OÙ LES EAUX DORMANTES SE RÉVEILLENT


En route, Mme Pioutte essaya de causer avec sa fille. Mais aux quelques questions qu’elle lui posa, Cécile ne répondit rien. Elle semblait ne pas entendre. Elle était pâle, et son regard fixe et sombre dévisageait, à travers l’espace, quelque point invisible et secret de sa conscience. Par moment, elle se mordait les lèvres, avec tant de rage contenue que le bout de ses dents se colorait fugitivement de rouge. Mme Pioutte la vit si préoccupée qu’elle n’osa plus lui parler. Elles descendirent du tramway et, sans échanger un mot, gagnèrent la rue Saint-Savournin. Il commençait à pleuvoir, on ouvrait des parapluies, et chaque être se transformait en une tortue humaine, qui cheminait dans la boue, à l’abri de sa toiture convexe.

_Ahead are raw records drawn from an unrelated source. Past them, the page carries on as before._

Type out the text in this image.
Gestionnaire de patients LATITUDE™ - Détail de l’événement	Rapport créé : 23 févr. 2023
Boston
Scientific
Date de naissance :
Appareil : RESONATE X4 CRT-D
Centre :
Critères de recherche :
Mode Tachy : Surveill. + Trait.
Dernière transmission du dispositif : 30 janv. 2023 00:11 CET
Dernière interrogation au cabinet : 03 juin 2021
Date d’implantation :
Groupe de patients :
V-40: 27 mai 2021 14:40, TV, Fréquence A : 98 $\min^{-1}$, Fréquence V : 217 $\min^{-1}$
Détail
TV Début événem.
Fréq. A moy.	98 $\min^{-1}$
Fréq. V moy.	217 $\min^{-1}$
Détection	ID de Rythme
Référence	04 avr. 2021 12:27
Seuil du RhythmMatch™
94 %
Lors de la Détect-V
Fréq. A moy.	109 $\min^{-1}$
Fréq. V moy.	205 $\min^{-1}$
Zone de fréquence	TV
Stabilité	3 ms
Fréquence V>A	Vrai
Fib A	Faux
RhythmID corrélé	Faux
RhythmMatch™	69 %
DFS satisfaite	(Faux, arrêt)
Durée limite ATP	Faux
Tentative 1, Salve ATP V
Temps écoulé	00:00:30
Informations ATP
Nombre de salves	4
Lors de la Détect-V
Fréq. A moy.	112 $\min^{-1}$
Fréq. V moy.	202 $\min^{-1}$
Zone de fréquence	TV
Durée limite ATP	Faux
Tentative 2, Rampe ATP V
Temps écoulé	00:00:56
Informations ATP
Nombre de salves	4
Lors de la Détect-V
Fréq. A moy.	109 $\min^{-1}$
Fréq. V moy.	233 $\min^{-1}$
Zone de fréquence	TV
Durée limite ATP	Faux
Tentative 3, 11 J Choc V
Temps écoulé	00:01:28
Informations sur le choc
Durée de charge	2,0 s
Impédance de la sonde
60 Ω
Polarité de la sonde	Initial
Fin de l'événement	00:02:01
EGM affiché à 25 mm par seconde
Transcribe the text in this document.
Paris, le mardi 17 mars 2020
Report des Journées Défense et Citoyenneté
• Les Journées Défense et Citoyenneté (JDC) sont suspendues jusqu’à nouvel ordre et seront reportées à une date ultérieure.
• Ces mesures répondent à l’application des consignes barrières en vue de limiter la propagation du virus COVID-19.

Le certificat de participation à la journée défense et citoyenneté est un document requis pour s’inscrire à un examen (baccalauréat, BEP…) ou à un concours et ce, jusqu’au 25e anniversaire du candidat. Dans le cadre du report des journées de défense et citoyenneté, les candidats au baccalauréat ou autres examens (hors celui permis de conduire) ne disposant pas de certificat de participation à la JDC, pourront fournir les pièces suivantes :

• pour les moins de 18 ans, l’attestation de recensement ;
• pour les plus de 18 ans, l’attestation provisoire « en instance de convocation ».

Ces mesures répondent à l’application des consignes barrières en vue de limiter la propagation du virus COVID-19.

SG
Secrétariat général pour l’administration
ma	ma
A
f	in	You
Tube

L’abbé était sorti. Virginie passait l’après-midi chez une de ses amies. Il n’y avait dans l’école que M. Niolon, qui gardait quelques élèves en retenue, dans la salle d’études du rez-de-chaussée. Cécile, toujours taciturne, entra dans sa chambre ; sa mère l’y suivit. Cécile s’assit près de la cheminée et jeta quelques morceaux de bois dans le feu, qui se mit à flamber et à pétiller joyeusement. Mme Pioutte prit place sur le divan et commença d’ôter ses gants noirs. Il y eut un long silence.

— Eh bien, Cécile, fit-elle, enfin, d’une voix qu’elle s’efforçait de rendre enjouée, comment trouves-tu M. Caillandre ?

— Affreux ! s’exclama Cécile.

— Mon Dieu, ma fille, tu exagères ! dit Mme Pioutte, avec bonhomie. Je conviens qu’il n’est pas joli, joli… Mais enfin tu t’y habitueras. On se fait vite à la figure des gens. Quand il y aura dix mois que tu seras avec lui, tu n’y feras plus attention…

Cécile se retourna brusquement et donna à sa mère un regard indigné.